Poderão ter sido estas desinteligências com a liderança do Dr. Avelar, aliadas a ambições não satisfeitas, que originaram as mudanças partidárias, não só do Visconde de Borges da Silva, mas também de outros destacados regeneradores como Vitoriano da Rosa Martins (Barão da Ribeirinha), José da Rosa Martins, Domingos Pereira Campos, Francisco Pereira Ribeiro Júnior, Jaime Soares de Melo, José de Lacerda Azevedo e Francisco Pamplona Corte Real, integrando todos eles, em Abril de 1910, a comissão executiva do partido progressista do distrito da Horta, então liderada por Miguel da Silveira, filho e sucessor do já falecido Miguel António da Silveira.

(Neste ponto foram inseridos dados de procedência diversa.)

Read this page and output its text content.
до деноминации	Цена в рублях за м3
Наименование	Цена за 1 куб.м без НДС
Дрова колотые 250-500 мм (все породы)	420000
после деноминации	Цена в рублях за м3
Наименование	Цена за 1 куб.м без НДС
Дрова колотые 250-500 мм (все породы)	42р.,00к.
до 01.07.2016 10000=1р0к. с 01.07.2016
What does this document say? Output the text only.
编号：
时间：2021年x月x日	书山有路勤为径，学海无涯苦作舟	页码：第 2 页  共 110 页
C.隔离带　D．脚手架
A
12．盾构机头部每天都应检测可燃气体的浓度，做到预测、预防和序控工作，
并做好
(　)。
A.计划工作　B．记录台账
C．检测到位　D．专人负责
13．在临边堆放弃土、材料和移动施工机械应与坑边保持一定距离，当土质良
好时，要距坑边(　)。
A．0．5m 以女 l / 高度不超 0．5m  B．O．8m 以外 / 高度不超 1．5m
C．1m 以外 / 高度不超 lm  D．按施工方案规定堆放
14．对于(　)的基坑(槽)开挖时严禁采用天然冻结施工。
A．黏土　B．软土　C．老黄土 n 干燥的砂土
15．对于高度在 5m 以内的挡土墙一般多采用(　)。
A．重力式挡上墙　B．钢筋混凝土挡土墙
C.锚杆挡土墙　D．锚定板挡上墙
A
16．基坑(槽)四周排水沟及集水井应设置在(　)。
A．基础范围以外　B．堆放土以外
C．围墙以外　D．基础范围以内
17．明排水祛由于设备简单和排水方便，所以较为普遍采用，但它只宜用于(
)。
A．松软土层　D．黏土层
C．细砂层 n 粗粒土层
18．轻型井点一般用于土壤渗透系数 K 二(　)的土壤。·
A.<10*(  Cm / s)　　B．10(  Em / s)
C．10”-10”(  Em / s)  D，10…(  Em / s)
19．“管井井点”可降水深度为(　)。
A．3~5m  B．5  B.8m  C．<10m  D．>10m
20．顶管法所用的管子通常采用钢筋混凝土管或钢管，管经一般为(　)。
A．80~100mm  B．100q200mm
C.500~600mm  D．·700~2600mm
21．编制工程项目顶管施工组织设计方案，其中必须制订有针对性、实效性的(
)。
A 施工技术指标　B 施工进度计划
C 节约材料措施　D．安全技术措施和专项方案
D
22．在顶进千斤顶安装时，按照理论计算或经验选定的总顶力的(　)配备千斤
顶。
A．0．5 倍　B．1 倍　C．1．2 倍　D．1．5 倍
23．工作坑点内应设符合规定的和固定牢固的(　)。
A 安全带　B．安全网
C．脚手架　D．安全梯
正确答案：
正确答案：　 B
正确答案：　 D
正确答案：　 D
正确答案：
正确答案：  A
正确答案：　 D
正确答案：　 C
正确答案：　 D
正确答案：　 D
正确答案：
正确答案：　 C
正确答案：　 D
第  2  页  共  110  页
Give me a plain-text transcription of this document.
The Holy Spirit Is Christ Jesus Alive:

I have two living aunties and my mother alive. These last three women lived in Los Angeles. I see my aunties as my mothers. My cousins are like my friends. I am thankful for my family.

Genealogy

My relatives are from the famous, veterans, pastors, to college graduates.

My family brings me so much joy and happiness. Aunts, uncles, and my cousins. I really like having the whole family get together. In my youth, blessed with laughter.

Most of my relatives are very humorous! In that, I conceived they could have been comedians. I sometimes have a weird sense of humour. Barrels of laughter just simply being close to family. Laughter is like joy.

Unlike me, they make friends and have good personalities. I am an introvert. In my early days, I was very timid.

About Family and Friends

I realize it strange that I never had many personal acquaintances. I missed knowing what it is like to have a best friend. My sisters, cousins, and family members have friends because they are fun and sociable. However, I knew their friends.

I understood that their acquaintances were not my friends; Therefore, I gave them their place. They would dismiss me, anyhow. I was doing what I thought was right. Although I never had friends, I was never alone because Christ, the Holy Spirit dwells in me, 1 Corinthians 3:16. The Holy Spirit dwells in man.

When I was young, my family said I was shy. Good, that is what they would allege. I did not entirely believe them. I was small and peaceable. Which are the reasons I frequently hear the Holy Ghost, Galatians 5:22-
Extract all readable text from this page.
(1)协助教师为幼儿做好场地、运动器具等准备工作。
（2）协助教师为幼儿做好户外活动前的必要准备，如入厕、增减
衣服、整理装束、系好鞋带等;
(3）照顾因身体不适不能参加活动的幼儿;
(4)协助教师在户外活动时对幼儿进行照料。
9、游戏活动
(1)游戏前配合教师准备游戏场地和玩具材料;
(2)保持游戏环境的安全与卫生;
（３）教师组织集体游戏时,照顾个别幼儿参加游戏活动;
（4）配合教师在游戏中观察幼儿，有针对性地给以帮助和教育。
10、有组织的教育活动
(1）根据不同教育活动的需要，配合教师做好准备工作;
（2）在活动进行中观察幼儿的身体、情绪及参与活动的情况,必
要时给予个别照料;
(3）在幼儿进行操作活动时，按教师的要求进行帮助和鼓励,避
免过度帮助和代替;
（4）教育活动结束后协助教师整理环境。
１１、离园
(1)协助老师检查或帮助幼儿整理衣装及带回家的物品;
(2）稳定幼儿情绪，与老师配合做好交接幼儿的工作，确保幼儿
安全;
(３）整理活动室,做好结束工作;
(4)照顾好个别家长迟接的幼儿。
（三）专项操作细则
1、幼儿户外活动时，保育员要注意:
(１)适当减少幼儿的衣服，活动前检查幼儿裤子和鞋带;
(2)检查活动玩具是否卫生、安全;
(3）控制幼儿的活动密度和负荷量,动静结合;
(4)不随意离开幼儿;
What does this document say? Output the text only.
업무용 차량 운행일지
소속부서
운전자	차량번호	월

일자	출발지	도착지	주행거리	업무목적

Nesta altura, à semelhança do que acontecia por todo o país, as lutas partidárias eram dilacerantes, opondo de forma brutal os dirigentes progressistas aos regeneradores, estes ainda sob o comando do Dr. Avelar, bem acompanhado pelo genro Visconde de Leite Perry, e, sobretudo pelo poderoso Dr. Manuel Francisco Neves, médico conceituado e político controverso.

O Visconde de Borges da Silva, não obstante a mudança partidária, manteve-se sempre firme e leal amigo do Marquês de Ávila até à morte deste em 1917. Um ano depois ficaria viúvo e, nesse estado, faleceu a 30 de Julho de 1924. Teve apenas um filho, nascido na Matriz a 14 de Setembro de 1886: Alonso de Bettencourt Cardoso Machado de Borges da Silva que, apesar dos dissabores que lhe deu, acabou por ser o seu único herdeiro, conforme determinou em testamento de 7 de Janeiro de 1922. Este filho, que era adido na embaixada de Portugal em Madrid, depois de o ter sido na do Rio de Janeiro, faleceu no Hotel Borges, em Lisboa, em 19 de Dezembro de 1932. Casara três vezes e do seu testamento, lavrado nesse dia, transcrevem-se estas duas curiosas passagens: “Quero que por minha alma, pedindo perdão a Deus para os meus pecados e maus exemplos que dei, sejam rezadas cem missas no altar de Nossa Senhora do Rosário, minha Madrinha”, e também: “Nada lego à minha terra natal, ilha do Faial, para retribuir as ‘gentilezas’ recebidas da maioria dos meus patrícios, e ainda por nada merecer uma população que se deixou cavalgar por um bandido que dá pelo nome de Manuel Francisco das Neves Júnior” .

Apesar da extravagância e da violência desta expressão, a sua animosidade para com o Dr. Neves seguia a que seu pai havia dedicado àquele médico!